Well as we know, Christians have been constructing and setting aside different kinds of buildings over the past 1700 years so that God can be worshiped and so that people can be taught the stories about Jesus and so we can be formed by those stories and then be molded and developed into the likeness of Jesus Christ! Susan Bell and I have chosen just about a dozen of different kinds of church buildings so that we can see just a glimpse of the diversity that we humans have chosen in brick and mortar to honor God:
(Brief slide show.)
That last picture is of our proposed new building that we will be breaking ground for today. If we had been completely thorough, we could have shown each other all the different buildings/spaces that the St Andrew Congregation has met in: the Peabody school gymnasium, the first church building four miles north of here that then became fellowship hall, the last sanctuary in our former location that has held so many memories for those here at that time, and now of course our present sanctuary which will become our new fellowship hall in one year when we are in our new sanctuary. We could also add pictures of our LIFEspot space which is now the worship space for our 5 PM Afterhours worship service!!
That series of pictures could remind us of the words from a modern Avery and Marsh song-the church is not a building, the church is not a steeple, the church is not a resting place, the church is the people!! Whatever the space is like where we meet, ST ANDREW CHURCH IS THE PEOPLE, and the building is an instrument that we use to bring people close to God and each other and to abundant life in Jesus Christ!!
Still the space, the buildings are important for us-they let us live our mission and purpose of inviting and receiving and nurturing (training) and challenging and sending forth committed followers of Christ. It is difficult to do those things without have enough space to gather people for those purposes. And those buildings can help stir in us feelings of faith, feelings of awe and wonder and humility-those are spiritual feelings that certain kinds of space can lead us to know and feel.
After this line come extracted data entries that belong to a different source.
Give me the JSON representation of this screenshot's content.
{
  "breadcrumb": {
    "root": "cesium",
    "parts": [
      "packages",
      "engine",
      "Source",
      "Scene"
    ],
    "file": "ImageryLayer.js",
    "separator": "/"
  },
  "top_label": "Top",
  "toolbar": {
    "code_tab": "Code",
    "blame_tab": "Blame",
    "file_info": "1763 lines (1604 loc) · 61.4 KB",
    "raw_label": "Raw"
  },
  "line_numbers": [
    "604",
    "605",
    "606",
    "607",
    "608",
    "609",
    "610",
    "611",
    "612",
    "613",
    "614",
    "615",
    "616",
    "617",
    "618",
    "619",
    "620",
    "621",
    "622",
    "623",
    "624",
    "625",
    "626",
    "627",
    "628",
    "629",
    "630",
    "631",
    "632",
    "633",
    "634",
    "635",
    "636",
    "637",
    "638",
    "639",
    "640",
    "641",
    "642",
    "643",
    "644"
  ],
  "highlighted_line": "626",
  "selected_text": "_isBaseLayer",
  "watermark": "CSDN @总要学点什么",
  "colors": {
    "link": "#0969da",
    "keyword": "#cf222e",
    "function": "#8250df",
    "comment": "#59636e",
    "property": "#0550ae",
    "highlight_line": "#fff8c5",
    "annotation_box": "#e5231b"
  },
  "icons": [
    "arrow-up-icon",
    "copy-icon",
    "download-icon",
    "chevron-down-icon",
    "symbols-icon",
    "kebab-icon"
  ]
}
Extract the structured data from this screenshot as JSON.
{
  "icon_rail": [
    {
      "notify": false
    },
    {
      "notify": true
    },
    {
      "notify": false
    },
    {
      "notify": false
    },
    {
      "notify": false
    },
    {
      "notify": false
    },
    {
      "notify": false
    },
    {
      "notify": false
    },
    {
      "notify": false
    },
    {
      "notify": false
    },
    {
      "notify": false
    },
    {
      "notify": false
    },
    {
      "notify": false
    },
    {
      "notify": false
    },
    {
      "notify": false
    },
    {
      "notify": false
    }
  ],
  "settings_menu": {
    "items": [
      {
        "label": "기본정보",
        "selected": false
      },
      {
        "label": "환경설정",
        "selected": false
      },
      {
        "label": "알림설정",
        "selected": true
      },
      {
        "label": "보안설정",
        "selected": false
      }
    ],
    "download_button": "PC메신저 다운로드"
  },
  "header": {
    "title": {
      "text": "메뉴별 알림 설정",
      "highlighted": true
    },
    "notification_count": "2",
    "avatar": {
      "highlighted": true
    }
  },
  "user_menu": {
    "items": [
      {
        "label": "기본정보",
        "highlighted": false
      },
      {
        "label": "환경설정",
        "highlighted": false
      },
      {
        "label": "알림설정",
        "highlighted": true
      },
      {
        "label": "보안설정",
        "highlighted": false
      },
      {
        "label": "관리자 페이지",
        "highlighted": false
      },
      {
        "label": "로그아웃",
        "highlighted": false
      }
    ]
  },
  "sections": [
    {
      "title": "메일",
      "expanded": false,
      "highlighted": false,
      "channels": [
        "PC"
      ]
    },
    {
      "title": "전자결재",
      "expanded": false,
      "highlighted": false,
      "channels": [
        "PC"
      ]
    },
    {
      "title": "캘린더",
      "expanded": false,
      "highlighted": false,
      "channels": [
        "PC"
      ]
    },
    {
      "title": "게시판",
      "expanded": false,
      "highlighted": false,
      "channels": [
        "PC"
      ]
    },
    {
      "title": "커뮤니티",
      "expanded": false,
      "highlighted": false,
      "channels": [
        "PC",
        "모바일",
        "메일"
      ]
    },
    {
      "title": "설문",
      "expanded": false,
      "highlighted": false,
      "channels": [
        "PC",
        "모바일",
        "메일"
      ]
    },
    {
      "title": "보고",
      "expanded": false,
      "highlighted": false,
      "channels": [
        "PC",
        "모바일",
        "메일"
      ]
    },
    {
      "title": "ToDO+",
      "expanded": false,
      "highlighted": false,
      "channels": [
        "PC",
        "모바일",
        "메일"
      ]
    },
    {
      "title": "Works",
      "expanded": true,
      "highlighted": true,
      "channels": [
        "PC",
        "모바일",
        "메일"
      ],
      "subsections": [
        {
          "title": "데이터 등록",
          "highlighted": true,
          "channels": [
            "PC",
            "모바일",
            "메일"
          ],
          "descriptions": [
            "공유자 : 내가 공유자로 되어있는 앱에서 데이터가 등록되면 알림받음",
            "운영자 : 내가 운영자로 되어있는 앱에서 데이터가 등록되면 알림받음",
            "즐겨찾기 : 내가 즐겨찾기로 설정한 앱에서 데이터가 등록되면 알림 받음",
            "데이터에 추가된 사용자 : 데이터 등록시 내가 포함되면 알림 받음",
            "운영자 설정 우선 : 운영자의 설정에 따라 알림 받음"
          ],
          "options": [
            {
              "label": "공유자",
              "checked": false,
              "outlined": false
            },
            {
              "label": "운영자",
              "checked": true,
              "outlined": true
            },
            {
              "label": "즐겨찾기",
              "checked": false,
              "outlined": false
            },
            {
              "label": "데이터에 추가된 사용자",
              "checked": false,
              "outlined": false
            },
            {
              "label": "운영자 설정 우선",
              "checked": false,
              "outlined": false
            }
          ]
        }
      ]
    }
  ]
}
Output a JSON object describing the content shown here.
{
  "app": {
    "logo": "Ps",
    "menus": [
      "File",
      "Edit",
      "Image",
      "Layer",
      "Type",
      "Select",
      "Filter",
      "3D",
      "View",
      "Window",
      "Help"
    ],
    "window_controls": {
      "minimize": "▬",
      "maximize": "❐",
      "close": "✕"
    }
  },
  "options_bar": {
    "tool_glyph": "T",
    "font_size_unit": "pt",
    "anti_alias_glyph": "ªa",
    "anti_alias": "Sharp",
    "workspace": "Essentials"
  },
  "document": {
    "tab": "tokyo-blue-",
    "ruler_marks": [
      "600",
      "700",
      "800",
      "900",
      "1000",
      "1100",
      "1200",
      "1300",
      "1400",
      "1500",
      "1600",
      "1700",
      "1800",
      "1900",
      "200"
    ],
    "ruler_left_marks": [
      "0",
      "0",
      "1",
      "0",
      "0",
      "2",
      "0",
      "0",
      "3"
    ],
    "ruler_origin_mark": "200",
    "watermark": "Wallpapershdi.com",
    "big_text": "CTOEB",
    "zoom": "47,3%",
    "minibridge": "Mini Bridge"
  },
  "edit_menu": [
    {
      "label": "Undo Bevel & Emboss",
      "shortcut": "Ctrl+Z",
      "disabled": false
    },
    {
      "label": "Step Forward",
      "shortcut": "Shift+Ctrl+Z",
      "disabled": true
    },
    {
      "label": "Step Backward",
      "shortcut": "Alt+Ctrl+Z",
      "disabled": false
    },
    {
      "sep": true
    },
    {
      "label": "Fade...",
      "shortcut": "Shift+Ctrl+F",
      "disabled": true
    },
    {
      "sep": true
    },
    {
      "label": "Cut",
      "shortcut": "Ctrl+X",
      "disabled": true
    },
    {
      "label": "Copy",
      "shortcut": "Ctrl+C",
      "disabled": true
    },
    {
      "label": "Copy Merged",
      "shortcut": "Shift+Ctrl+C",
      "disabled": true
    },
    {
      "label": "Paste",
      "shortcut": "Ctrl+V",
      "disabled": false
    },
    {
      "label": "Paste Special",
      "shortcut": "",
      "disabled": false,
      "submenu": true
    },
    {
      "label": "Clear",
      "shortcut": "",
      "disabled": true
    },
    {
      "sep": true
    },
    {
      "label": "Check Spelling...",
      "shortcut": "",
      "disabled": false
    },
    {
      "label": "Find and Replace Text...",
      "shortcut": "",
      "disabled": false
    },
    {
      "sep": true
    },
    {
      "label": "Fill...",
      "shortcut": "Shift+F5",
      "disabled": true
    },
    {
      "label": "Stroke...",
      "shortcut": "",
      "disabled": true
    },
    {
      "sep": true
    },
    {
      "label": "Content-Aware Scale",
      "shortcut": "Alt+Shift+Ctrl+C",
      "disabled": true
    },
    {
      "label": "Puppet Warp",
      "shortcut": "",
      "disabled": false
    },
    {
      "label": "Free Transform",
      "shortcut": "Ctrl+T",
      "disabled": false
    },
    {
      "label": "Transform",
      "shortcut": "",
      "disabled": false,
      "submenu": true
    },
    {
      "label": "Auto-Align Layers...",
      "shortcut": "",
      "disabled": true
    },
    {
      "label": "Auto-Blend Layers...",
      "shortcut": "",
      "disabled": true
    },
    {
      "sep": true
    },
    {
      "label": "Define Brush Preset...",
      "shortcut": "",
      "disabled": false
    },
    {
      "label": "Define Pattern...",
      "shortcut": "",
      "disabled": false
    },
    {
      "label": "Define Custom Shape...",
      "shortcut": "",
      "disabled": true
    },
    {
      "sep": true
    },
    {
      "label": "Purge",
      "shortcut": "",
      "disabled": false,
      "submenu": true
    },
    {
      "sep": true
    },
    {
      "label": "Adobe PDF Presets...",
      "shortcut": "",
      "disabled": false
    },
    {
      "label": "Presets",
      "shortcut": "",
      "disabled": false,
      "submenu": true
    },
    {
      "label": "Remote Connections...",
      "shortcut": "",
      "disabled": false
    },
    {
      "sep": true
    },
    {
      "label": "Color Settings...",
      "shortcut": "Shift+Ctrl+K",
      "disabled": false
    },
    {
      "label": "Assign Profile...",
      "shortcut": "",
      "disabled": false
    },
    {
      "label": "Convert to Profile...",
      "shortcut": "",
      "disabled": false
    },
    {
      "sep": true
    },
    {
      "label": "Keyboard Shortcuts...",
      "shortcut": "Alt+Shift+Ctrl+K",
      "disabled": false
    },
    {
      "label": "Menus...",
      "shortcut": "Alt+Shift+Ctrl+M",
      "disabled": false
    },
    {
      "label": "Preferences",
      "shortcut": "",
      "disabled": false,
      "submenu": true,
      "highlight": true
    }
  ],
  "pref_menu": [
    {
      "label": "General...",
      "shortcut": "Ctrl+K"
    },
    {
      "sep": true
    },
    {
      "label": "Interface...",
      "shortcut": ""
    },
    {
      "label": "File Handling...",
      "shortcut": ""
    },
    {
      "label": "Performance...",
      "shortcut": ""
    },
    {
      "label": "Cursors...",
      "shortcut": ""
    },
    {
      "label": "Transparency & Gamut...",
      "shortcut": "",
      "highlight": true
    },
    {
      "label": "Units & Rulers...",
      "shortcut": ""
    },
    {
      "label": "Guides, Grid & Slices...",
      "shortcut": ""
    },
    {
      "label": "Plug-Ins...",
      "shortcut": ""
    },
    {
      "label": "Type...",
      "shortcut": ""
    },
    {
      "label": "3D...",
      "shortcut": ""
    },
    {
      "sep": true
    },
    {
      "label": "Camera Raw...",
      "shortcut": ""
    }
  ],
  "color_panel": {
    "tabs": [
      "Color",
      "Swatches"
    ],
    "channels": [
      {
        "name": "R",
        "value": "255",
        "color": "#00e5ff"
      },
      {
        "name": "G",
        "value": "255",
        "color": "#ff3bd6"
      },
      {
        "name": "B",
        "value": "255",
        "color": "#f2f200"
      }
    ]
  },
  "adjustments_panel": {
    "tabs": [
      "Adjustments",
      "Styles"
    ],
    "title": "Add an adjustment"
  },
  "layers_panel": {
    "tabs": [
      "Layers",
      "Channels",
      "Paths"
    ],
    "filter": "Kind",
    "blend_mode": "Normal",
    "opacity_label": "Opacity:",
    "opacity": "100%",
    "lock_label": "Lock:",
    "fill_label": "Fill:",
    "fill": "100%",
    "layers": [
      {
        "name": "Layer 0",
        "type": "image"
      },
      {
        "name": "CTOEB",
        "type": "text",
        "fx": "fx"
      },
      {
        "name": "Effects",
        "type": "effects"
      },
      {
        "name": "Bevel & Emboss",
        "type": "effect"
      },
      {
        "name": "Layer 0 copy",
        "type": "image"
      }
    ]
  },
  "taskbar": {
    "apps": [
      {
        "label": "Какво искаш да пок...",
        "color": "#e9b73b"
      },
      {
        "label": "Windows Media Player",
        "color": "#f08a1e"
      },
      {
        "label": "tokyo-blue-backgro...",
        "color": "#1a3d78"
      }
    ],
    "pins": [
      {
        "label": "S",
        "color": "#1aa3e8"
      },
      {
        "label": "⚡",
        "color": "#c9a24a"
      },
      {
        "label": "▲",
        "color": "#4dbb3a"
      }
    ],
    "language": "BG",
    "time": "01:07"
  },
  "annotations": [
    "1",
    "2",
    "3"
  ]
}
So that is what we are doing this morning-we are living our vision and mission as we break new ground for the people here and the people God is sending here in the future.
We are also making room. We have run out of room. So to provide more seats in worship and in Sunday school and in youth group and in Adult study means we are just practicing the radical hospitality that is part of our identity and out vision.
We are doing a third thing-we are making the light of Christ even more visible as a sign of hope in our community. I believe even more people will be able to see our new space with an even more visible and well lighted cross and just take hope and comfort from that lighted cross because the empty cross is a sign of hope!!
Finally, when we turn the dirt this morning with our shovels, we are doing something else: we are practicing the words of the first song we sang when we got into this space, the hymn we began today with: verse 4 of this hymn is one of my favorite verses:
Let us build a house where hands will reach beyond the wood and stone
To heal and strengthen, serve and teach and live the word they’ve known
Here the outcast and the stranger bear the image of God’s face
Let us bring an end to fear and danger.
All are welcome, all are welcome, all are welcome in this place!!
Thanks be to God for letting this congregation be among the only 10% of United Methodist churches in our country that are growing and building and expanding ministry and space to make room for God’s people!